Synthetic African Clinical NLP Benchmark (8K)
Overview
This is a fully synthetic benchmark of 8,000 short "patient query -> assistant response" pairs styled after healthcare interactions in African countries. Each record pairs a symptom-style query with a templated clinical-style response and metadata (condition category, medical specialty, urgency level, and an assigned hallucination-risk label). It is designed as a lightweight testbed for evaluating clinical/medical LLMs and chatbots on symptom triage, response classification, and safety-oriented behavior (e.g. avoiding overconfident diagnostic claims) — pairing well with generative clinical models such as SOAP-note generators, which need to be evaluated on how they handle patient-style input.
Dataset Structure
- Total records: 8,000 (verified by counting rows in the JSONL file)
- File:
synthetic_african_clinical_nlp_benchmark_8k.jsonl(single split, no train/test division provided)
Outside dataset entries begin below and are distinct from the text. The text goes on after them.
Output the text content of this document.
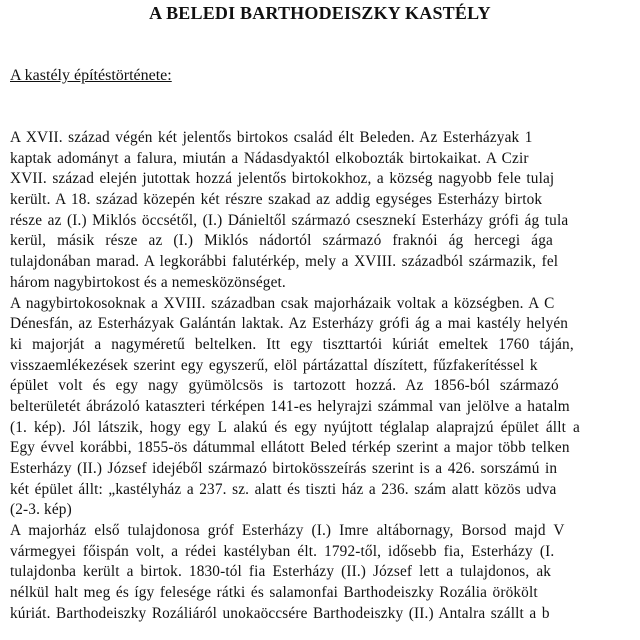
A BELEDI BARTHODEISZKY KASTÉLY
A kastély építéstörténete:
A XVII. század végén két jelentős birtokos család élt Beleden. Az Esterházyak 1
kaptak adományt a falura, miután a Nádasdyaktól elkobozták birtokaikat. A Czir
XVII. század elején jutottak hozzá jelentős birtokokhoz, a község nagyobb fele tulaj
került. A 18. század közepén két részre szakad az addig egységes Esterházy birtok
része az (I.) Miklós öccsétől, (I.) Dánieltől származó csesznekí Esterházy grófi ág tula
kerül, másik része az (I.) Miklós nádortól származó fraknói ág hercegi ága
tulajdonában marad. A legkorábbi falutérkép, mely a XVIII. századból származik, fel
három nagybirtokost és a nemesközönséget.
A nagybirtokosoknak a XVIII. században csak majorházaik voltak a községben. A C
Dénesfán, az Esterházyak Galántán laktak. Az Esterházy grófi ág a mai kastély helyén
ki majorját a nagyméretű beltelken. Itt egy tiszttartói kúriát emeltek 1760 táján,
visszaemlékezések szerint egy egyszerű, elöl pártázattal díszített, fűzfakerítéssel k
épület volt és egy nagy gyümölcsös is tartozott hozzá. Az 1856-ból származó
belterületét ábrázoló kataszteri térképen 141-es helyrajzi számmal van jelölve a hatalm
(1. kép). Jól látszik, hogy egy L alakú és egy nyújtott téglalap alaprajzú épület állt a
Egy évvel korábbi, 1855-ös dátummal ellátott Beled térkép szerint a major több telken
Esterházy (II.) József idejéből származó birtokösszeírás szerint is a 426. sorszámú in
két épület állt: „kastélyház a 237. sz. alatt és tiszti ház a 236. szám alatt közös udva
(2-3. kép)
A majorház első tulajdonosa gróf Esterházy (I.) Imre altábornagy, Borsod majd V
vármegyei főispán volt, a rédei kastélyban élt. 1792-től, idősebb fia, Esterházy (I.
tulajdonba került a birtok. 1830-tól fia Esterházy (II.) József lett a tulajdonos, ak
nélkül halt meg és így felesége rátki és salamonfai Barthodeiszky Rozália örökölt
kúriát. Barthodeiszky Rozáliáról unokaöccsére Barthodeiszky (II.) Antalra szállt a b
Each row is a JSON object with the following fields:
| Field | Description |
|---|---|
id |
Integer row identifier |
country |
One of 7 countries: Kenya, Nigeria, Ghana, Tanzania, Rwanda, South Africa, Uganda |
language |
One of 4 values: English, Swahili, Yoruba, Nigerian Pidgin |
medical_specialty |
One of 7 categories: General Practice, Pediatrics, Cardiology, Neurology, Dermatology, Infectious Disease, Emergency Medicine |
condition_category |
One of 7 categories: Malaria, Typhoid, Hypertension, Diabetes, Asthma, Migraine, Food Poisoning |
patient_query |
A short, templated symptom description ending in a question, e.g. "I am experiencing fever and chills. I live in Nigeria. What could this indicate?" |
assistant_response |
A short, templated reply naming the likely condition and a generic recommendation, always ending with a synthetic-data disclaimer |
urgency_level |
low, medium, or high |
hallucination_risk |
low, medium, or high (an assigned label, not a measured/model-derived score) |
synthetic |
Always true for every row |
source |
Always "synthetic_generation_pipeline_v1" for every row |
Data Format
Newline-delimited JSON (JSONL), one record per line, UTF-8 encoded. No image, audio, or binary data.
Intended Use
- Smoke-testing and lightweight benchmarking of clinical/medical LLMs and chatbots on symptom-to-response tasks
- Classification-style evaluation (e.g. predicting
condition_category,urgency_level, orhallucination_riskfrompatient_query) - Retrieval-augmented generation (RAG) and hallucination-detection pipeline testing on a controlled, low-risk synthetic corpus
- Educational and research use in clinical NLP, particularly work with an African healthcare framing (multiple countries and languages represented)
Limitations
- Fully synthetic, template-generated data. Verified inspection shows the dataset was produced from a small set of templates: only 294 unique
patient_querystrings and 35 uniqueassistant_responsestrings occur across all 8,000 rows. This makes the benchmark useful for quick, repeatable sanity checks but not representative of the linguistic diversity of real clinical text. - Internal inconsistency in the
countryfield. In a majority of rows (roughly 6,867 of 8,000, ~86%), the country named inside thepatient_querytext ("I live in ...") does not match the row'scountryfield. This appears to be a template-combination artifact and should be accounted for (or filtered) before usingcountryas a reliable label. - No real patient data. The dataset contains no real patients, clinicians, or clinical records, and no de-identification was needed or performed — everything is generated.
hallucination_riskis an assigned category, not a measured outcome. It is not derived from evaluating any model and should not be interpreted as ground-truth model-hallucination data.- Not clinically validated. Content has not been reviewed by medical professionals for accuracy and must not be used for real diagnosis, triage, or any clinical decision-making.
- No official train/test/validation split is provided; users must create their own splits.
- Limited scope. Only 7 condition categories, 7 specialties, 4 languages, and 7 countries are represented, so this is a narrow benchmark rather than a comprehensive one.